The honest answer, finding by finding.

  1. It really does help base Gemma-4 on the BABILong matrix — but unevenly.

    Average lift of +11.78 pp across 9 mask cells. Three cells reach p<0.05 at N=50 (qa1 64k, qa2 32k, qa2 128k). The other 6 trend positive but are below the noise floor at this sample size. The lift exists; the average is the right direction; individual cell claims need higher N to formalize.

  2. The strongest single finding is qa2 at short context (+28 pp, p=0.003).

    qa2 32k Modulum 56 % vs vanilla 28 %. This is the load-bearing piece of evidence the platform does real architectural work — a 2× absolute accuracy doubling on 2-fact reasoning at the easiest context length, well outside sampling noise.

  3. On qa3 multi-fact temporal reasoning, Modulum has the flattest decay slope of any tested stack (−2.5 pp / 2× context).

    Better than Opus 4.6 (−4.0), GPT-5.5 (−9.0), Gemini 3.1 Pro (−7.6), Grok 4.3 (−8.2). The "First, Not Lost" thesis is strongest here. Caveat: vanilla Gemma-4 already has a −4.0 slope on qa3 — Modulum extends it by +1.5 pp/2×; the rest of the qa3 slope advantage is base-model inherited.

  4. Modulum decodes 17–22 % FASTER than vanilla on qa3 across every context length.

    qa3 32k: 49.5 t/s vs 40.7 t/s (+21.6 %). qa3 64k: 45.9 vs 38.0 (+21.0 %). qa3 128k: 40.2 vs 34.4 (+16.9 %). Hypothesis: the attention conditioning produces more focused, shorter outputs on multi-fact reasoning. The qa3 lift comes with no compute penalty.

  5. The trade-off: 19–30 % slower decode on qa1 short-context retrieval.

    qa1 32k: 35.1 t/s vs 50.4 t/s (−30 %). qa1 64k: 33.6 vs 41.5 (−19 %). This is the platform overhead on the easiest task. Speed converges to vanilla by 128k.

  6. Sustained-run drift on two cells is a production-deployment blocker.

    qa1 64k drops 23 pp end-to-end across 100 sequential samples (87.9 % → 64.7 %). qa3 128k drops 10.5 pp across 500 samples (32.5 % → 22.0 %, confirmed across two independent phases). Likely KV-cache state accumulation or attention drift. Needs diagnosis before partner deployment.

  7. The qa3 32k regression claim is not significant.

    Modulum 22 % vs vanilla 28 % = −6 pp, p=0.49 — well above any significance threshold at N=50. Could be sample noise. Within-run data adds a second caveat: the same cell shows +25.9 pp improvement from early to late tercile, suggesting sample order strongly affects Modulum's behavior on short-context temporal prompts.

  8. Modulum trails current-generation frontier by 38–43 pp on absolute 128k accuracy.

    128k task averages: Opus 4.6 88.7 %, GPT-5.5 84.0 %, Gemini 3.1 Pro 65.6 %, Opus 4.7 65.3 %, Modulum 46.0 %, Grok 4.3 21.1 %. The value of Modulum is not absolute-capability parity with hyperscaler-served frontier; it is workstation-scale qa3 slope preservation on an open-weight base.

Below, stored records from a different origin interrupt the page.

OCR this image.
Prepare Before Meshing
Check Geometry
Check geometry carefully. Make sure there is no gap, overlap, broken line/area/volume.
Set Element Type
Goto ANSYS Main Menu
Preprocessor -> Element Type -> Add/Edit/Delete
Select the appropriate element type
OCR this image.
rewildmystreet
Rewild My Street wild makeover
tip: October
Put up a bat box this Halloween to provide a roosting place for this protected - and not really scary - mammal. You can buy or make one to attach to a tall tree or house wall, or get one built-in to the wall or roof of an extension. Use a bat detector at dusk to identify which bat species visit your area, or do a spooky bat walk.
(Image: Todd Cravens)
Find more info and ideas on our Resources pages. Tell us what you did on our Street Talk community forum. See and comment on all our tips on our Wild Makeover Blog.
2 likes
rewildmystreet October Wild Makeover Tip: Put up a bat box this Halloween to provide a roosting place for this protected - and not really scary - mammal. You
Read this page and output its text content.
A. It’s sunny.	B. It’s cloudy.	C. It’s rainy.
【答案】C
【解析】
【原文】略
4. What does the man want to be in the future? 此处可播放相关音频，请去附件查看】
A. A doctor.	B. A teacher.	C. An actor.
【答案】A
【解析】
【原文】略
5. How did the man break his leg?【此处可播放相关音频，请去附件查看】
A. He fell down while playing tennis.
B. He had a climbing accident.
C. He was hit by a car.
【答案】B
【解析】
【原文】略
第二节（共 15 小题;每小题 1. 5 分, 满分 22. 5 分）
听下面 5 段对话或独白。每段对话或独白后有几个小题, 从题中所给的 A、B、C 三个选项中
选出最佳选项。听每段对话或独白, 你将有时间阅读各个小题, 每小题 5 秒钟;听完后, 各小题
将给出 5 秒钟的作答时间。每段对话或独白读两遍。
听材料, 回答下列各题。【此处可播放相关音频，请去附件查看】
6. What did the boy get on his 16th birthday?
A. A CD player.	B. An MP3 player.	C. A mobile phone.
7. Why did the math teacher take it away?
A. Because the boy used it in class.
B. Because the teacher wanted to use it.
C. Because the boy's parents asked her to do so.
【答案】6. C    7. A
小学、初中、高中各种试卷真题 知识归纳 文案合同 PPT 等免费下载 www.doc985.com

  9. We cannot evaluate Modulum at 256k+ context yet.

    Hypernym's Modulum endpoint is documented as capped at 128k. We did not run probe requests above 128k against Modulum to obtain a direct 4xx confirmation in SQLite. The strongest possible "Modulum holds where frontier collapses" claim is currently untestable. Important: the prior v1/v2 "Gemini 1M collapses to 0 %" claim is RETRACTED — those 50/50 failures were HTTP 429 spending-cap errors, not Gemini-model-context failures. Codex audit caught this; we have no published 1M data either direction.

  10. Modulum's published deployment profile is workstation-scale single-GPU.

    Quoted to us by Hypernym; not independently measured in this bench. The previously cited specific figures (16 GB / 50–100× / 250–640 GB serving fleet) are not evidenced in our canonical data and have been softened or removed.